From 74699877c92a92253eb63bac460b4e2b883d7013 Mon Sep 17 00:00:00 2001
From: jiangmengyu18 <56633611+jiangmengyu18@users.noreply.github.com>
Date: Thu, 2 Apr 2026 12:56:08 +0800
Subject: [PATCH] [v0.18.0][BugFix] fix the weightsmapper bug of qwen3-vl
 (#7868)

### What this PR does / why we need it?
This PR fixes a weight loading error in the Qwen3-VL model.
The bug was introduced by vLLM. In vLLM's `qwen3-vl.py`, the prefix of
the `lm_head` layer is hardcoded as `"lm_head"`. However,
`hf_to_vllm_mapper` remaps the weight name of `lm_head` from `lm_head`
to `language_model.lm_head`.
This causes a mismatch between the keys in the weight file and the
prefix of the lm_head layer, resulting in an error.

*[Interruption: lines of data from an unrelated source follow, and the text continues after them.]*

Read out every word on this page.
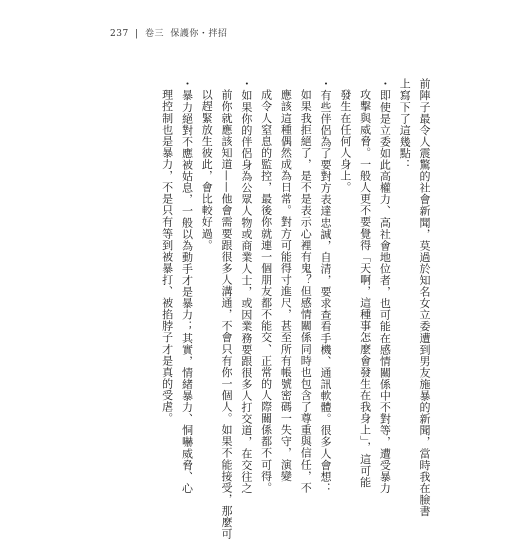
237 | 卷三 保護你・拌招
前陣子最令人震驚的社會新聞，莫過於知名女立委遭到男友施暴的新聞，當時我在臉書
上寫下了這幾點：
・即使是立委如此高權力、高社會地位者，也可能在感情關係中不對等，遭受暴力
攻擊與威脅。一般人更不要覺得「天啊，這種事怎麼會發生在我身上」，這可能
發生在任何人身上。
・有些伴侶為了要對方表達忠誠，自清，要求查看手機、通訊軟體。很多人會想：
如果我拒絕了，是不是表示心裡有鬼？但感情關係同時也包含了尊重與信任，不
應該這種偶然成為日常。對方可能得寸進尺，甚至所有帳號密碼一失守，演變
成令人窒息的監控，最後你就連一個朋友都不能交、正常的人際關係都不可得。
・如果你的伴侶身為公眾人物或商業人士，或因業務要跟很多人打交道，在交往之
前你就應該知道——他會需要跟很多人溝通，不會只有你一個人。如果不能接受，那麼可
以趕緊放生彼此，會比較好過。
・暴力絕對不應被姑息，一般以為動手才是暴力；其實，情緒暴力、恫嚇威脅、心
理控制也是暴力，不是只有等到被暴打、被掐脖子才是真的受虐。
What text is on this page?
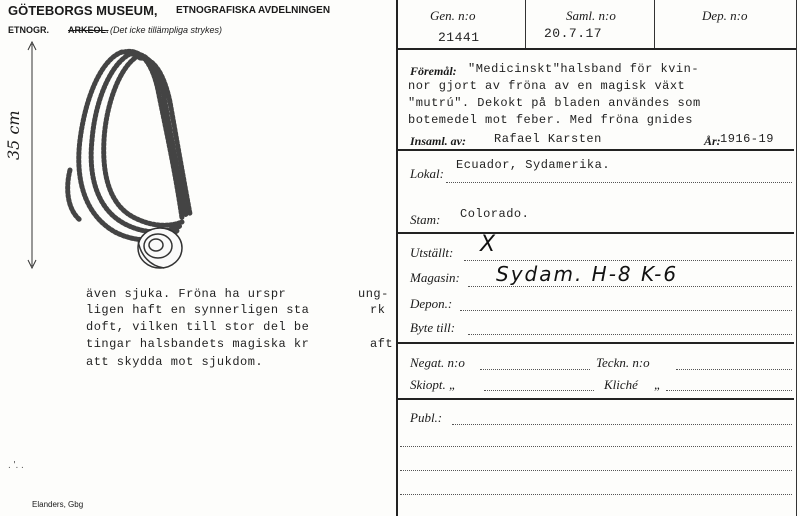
GÖTEBORGS MUSEUM, ETNOGRAFISKA AVDELNINGEN
ETNOGR. ARKEOL. (Det icke tillämpliga strykes)
35 cm
även sjuka. Fröna ha urspr
ligen haft en synnerligen sta
doft, vilken till stor del be
tingar halsbandets magiska kr
att skydda mot sjukdom.
ung-
rk
aft
. '. .
Elanders, Gbg
Gen. n:o
21441
Saml. n:o
20.7.17
Dep. n:o
Föremål: "Medicinskt"halsband för kvin-
nor gjort av fröna av en magisk växt
"mutrú". Dekokt på bladen användes som
botemedel mot feber. Med fröna gnides
Insaml. av: Rafael Karsten	År: 1916-19
Lokal:
Ecuador, Sydamerika.
Stam: Colorado.
Utställt: X
Magasin: Sydam. H-8 K-6
Depon.:
Byte till:
Negat. n:o	Teckn. n:o
Skiopt. „	Kliché „
Publ.:
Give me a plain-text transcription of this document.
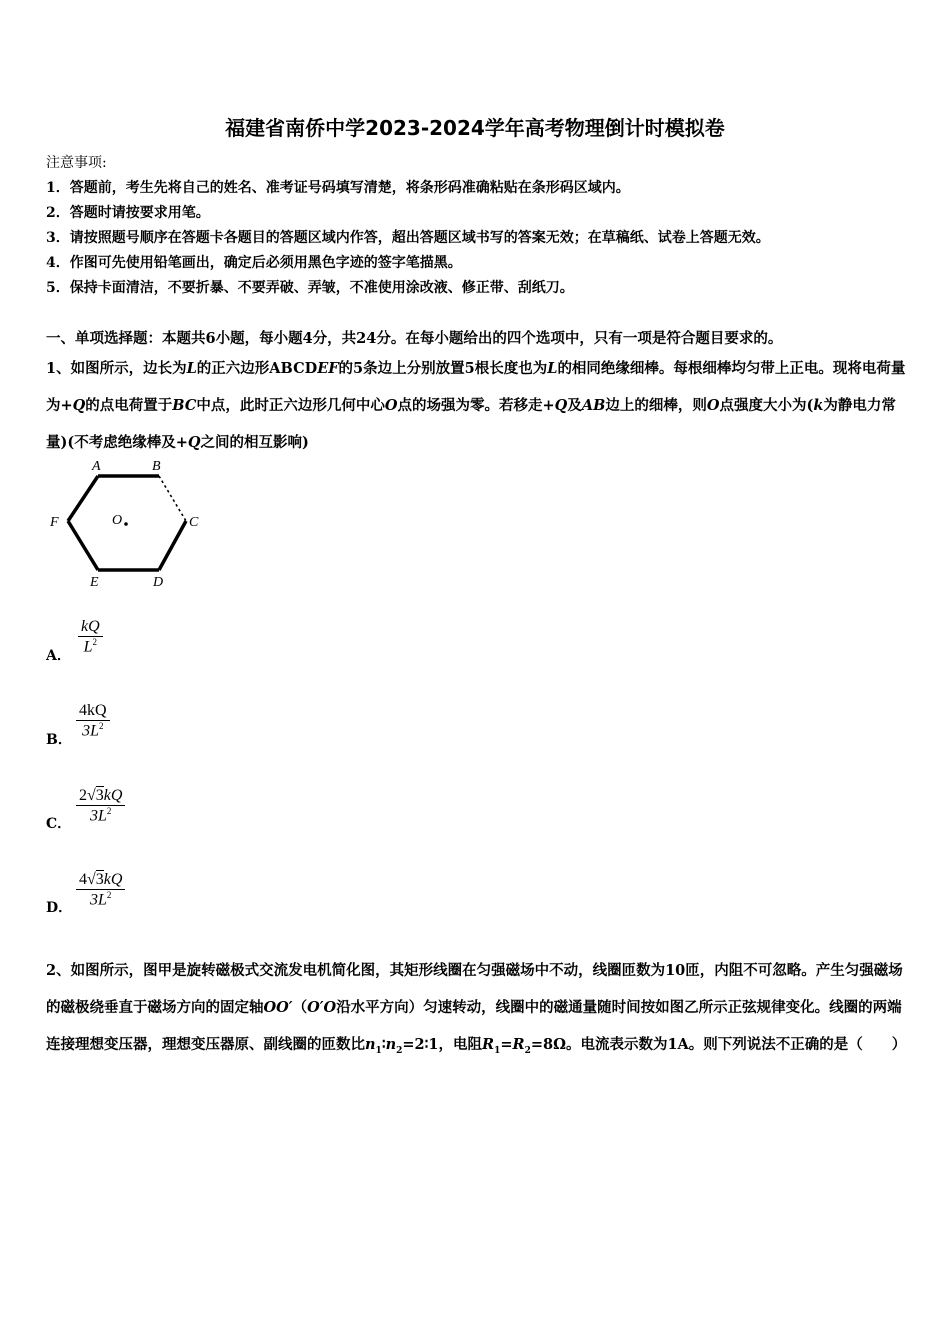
福建省南侨中学2023-2024学年高考物理倒计时模拟卷
注意事项:
1．答题前，考生先将自己的姓名、准考证号码填写清楚，将条形码准确粘贴在条形码区域内。
2．答题时请按要求用笔。
3．请按照题号顺序在答题卡各题目的答题区域内作答，超出答题区域书写的答案无效；在草稿纸、试卷上答题无效。
4．作图可先使用铅笔画出，确定后必须用黑色字迹的签字笔描黑。
5．保持卡面清洁，不要折暴、不要弄破、弄皱，不准使用涂改液、修正带、刮纸刀。
一、单项选择题：本题共6小题，每小题4分，共24分。在每小题给出的四个选项中，只有一项是符合题目要求的。
1、如图所示，边长为L的正六边形ABCDEF的5条边上分别放置5根长度也为L的相同绝缘细棒。每根细棒均匀带上正电。现将电荷量为+Q的点电荷置于BC中点，此时正六边形几何中心O点的场强为零。若移走+Q及AB边上的细棒，则O点强度大小为(k为静电力常量)(不考虑绝缘棒及+Q之间的相互影响)
A	B
C
D
E
F	O
A．
kQ
$L^2$
B．
4kQ
$3L^2$
C．
2√3kQ
$3L^2$
D．
4√3kQ
$3L^2$
2、如图所示，图甲是旋转磁极式交流发电机简化图，其矩形线圈在匀强磁场中不动，线圈匝数为10匝，内阻不可忽略。产生匀强磁场的磁极绕垂直于磁场方向的固定轴OO′（O′O沿水平方向）匀速转动，线圈中的磁通量随时间按如图乙所示正弦规律变化。线圈的两端连接理想变压器，理想变压器原、副线圈的匝数比$n_1∶n_2=2∶1$，电阻$R_1=R_2=8\Omega$。电流表示数为1A。则下列说法不正确的是（　　）
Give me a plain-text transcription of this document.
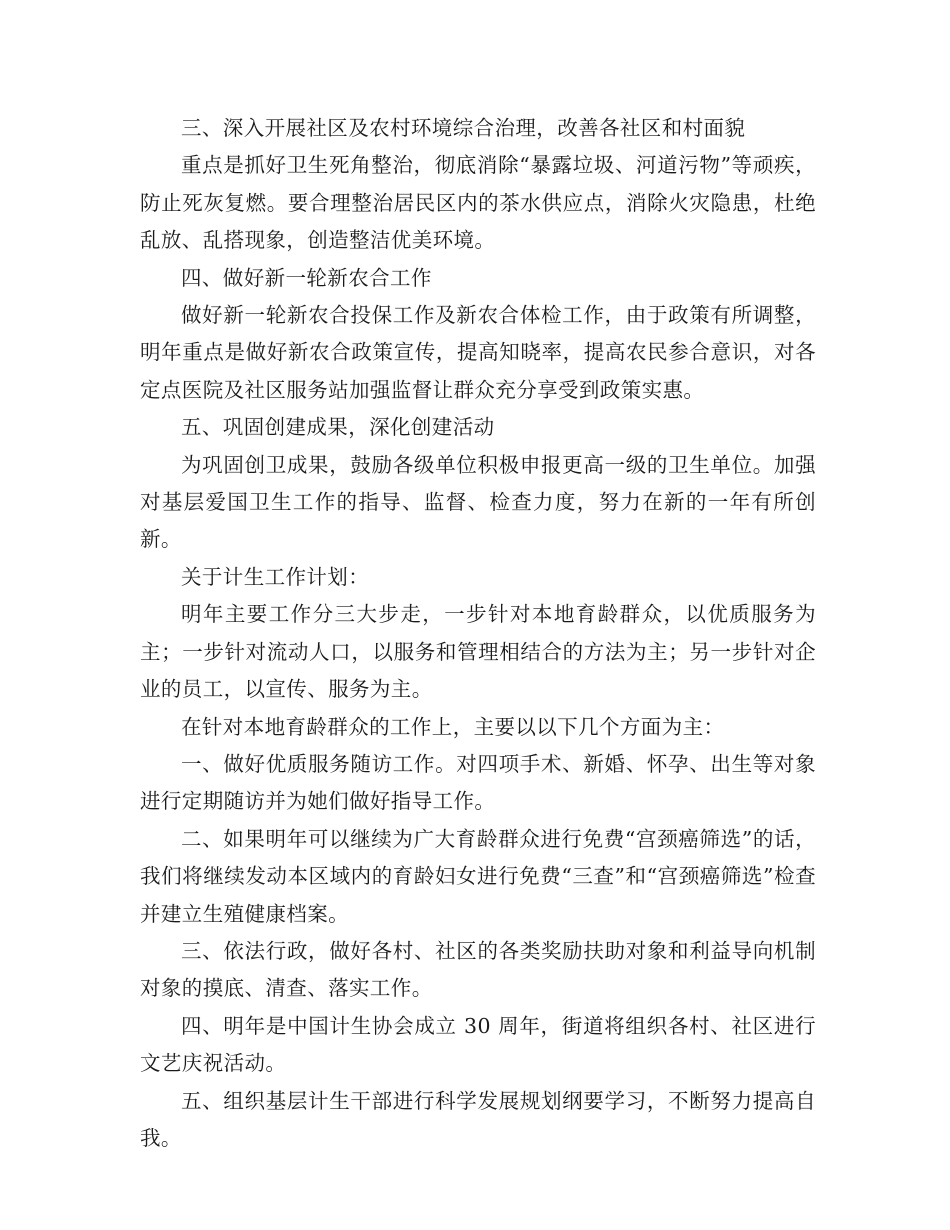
三、深入开展社区及农村环境综合治理，改善各社区和村面貌

重点是抓好卫生死角整治，彻底消除“暴露垃圾、河道污物”等顽疾，防止死灰复燃。要合理整治居民区内的茶水供应点，消除火灾隐患，杜绝乱放、乱搭现象，创造整洁优美环境。

四、做好新一轮新农合工作

做好新一轮新农合投保工作及新农合体检工作，由于政策有所调整，明年重点是做好新农合政策宣传，提高知晓率，提高农民参合意识，对各定点医院及社区服务站加强监督让群众充分享受到政策实惠。

五、巩固创建成果，深化创建活动

为巩固创卫成果，鼓励各级单位积极申报更高一级的卫生单位。加强对基层爱国卫生工作的指导、监督、检查力度，努力在新的一年有所创新。

关于计生工作计划：

明年主要工作分三大步走，一步针对本地育龄群众，以优质服务为主；一步针对流动人口，以服务和管理相结合的方法为主；另一步针对企业的员工，以宣传、服务为主。

在针对本地育龄群众的工作上，主要以以下几个方面为主：

一、做好优质服务随访工作。对四项手术、新婚、怀孕、出生等对象进行定期随访并为她们做好指导工作。

二、如果明年可以继续为广大育龄群众进行免费“宫颈癌筛选”的话，我们将继续发动本区域内的育龄妇女进行免费“三查”和“宫颈癌筛选”检查并建立生殖健康档案。

三、依法行政，做好各村、社区的各类奖励扶助对象和利益导向机制对象的摸底、清查、落实工作。

四、明年是中国计生协会成立 30 周年，街道将组织各村、社区进行文艺庆祝活动。

五、组织基层计生干部进行科学发展规划纲要学习，不断努力提高自我。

### Does this PR introduce _any_ user-facing change?
### How was this patch tested?
- [x] Run Qwen3-VL dense model with the fusion operator, verify correct
output

Signed-off-by: betta18 <jiangmengyu1@huawei.com>
Co-authored-by: betta18 <jiangmengyu1@huawei.com>
---
 vllm_ascend/quantization/modelslim_config.py | 4 ++++
 1 file changed, 4 insertions(+)

diff --git a/vllm_ascend/quantization/modelslim_config.py b/vllm_ascend/quantization/modelslim_config.py
index 2e8d6212..da7e03e4 100644
--- a/vllm_ascend/quantization/modelslim_config.py
+++ b/vllm_ascend/quantization/modelslim_config.py
@@ -455,6 +455,10 @@ class AscendModelSlimConfig(QuantizationConfig):
                     parts = parts[: exp_idx + 1]

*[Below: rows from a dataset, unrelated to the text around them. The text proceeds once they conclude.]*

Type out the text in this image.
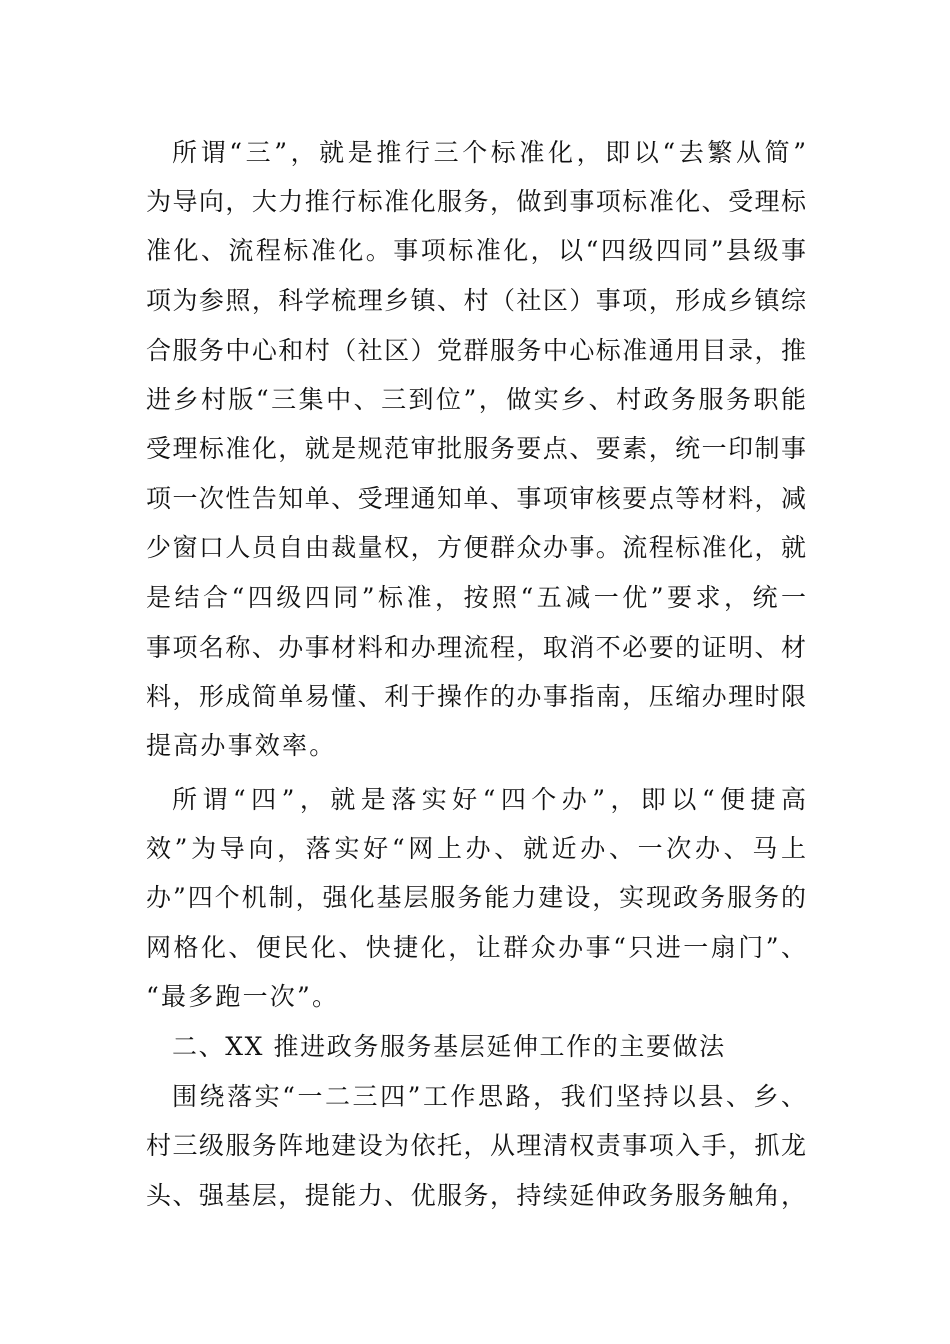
所谓“三”，就是推行三个标准化，即以“去繁从简”

为导向，大力推行标准化服务，做到事项标准化、受理标

准化、流程标准化。事项标准化，以“四级四同”县级事

项为参照，科学梳理乡镇、村（社区）事项，形成乡镇综

合服务中心和村（社区）党群服务中心标准通用目录，推

进乡村版“三集中、三到位”，做实乡、村政务服务职能

受理标准化，就是规范审批服务要点、要素，统一印制事

项一次性告知单、受理通知单、事项审核要点等材料，减

少窗口人员自由裁量权，方便群众办事。流程标准化，就

是结合“四级四同”标准，按照“五减一优”要求，统一

事项名称、办事材料和办理流程，取消不必要的证明、材

料，形成简单易懂、利于操作的办事指南，压缩办理时限

提高办事效率。

所谓“四”，就是落实好“四个办”，即以“便捷高

效”为导向，落实好“网上办、就近办、一次办、马上

办”四个机制，强化基层服务能力建设，实现政务服务的

网格化、便民化、快捷化，让群众办事“只进一扇门”、

“最多跑一次”。

二、XX 推进政务服务基层延伸工作的主要做法

围绕落实“一二三四”工作思路，我们坚持以县、乡、

村三级服务阵地建设为依托，从理清权责事项入手，抓龙

头、强基层，提能力、优服务，持续延伸政务服务触角，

                     prefix = ".".join(parts)
 
+        # TODO: remove it when vllm fixes the WeightsMapper bug of qwen3-vl.

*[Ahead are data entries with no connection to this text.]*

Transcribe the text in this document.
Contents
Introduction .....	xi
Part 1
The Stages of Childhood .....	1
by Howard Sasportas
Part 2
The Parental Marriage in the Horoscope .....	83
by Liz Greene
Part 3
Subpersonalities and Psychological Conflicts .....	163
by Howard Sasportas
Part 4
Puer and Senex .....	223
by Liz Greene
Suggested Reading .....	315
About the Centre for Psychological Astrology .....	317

+        if model_type in ["qwen3_vl"] and prefix == "lm_head":
+            prefix = "language_model.lm_head"
+
         if model_type in packed_modules_model_mapping:
             self.packed_modules_mapping = packed_modules_model_mapping[model_type]
         prefix = self.quant_prefix_mapper(model_type, prefix)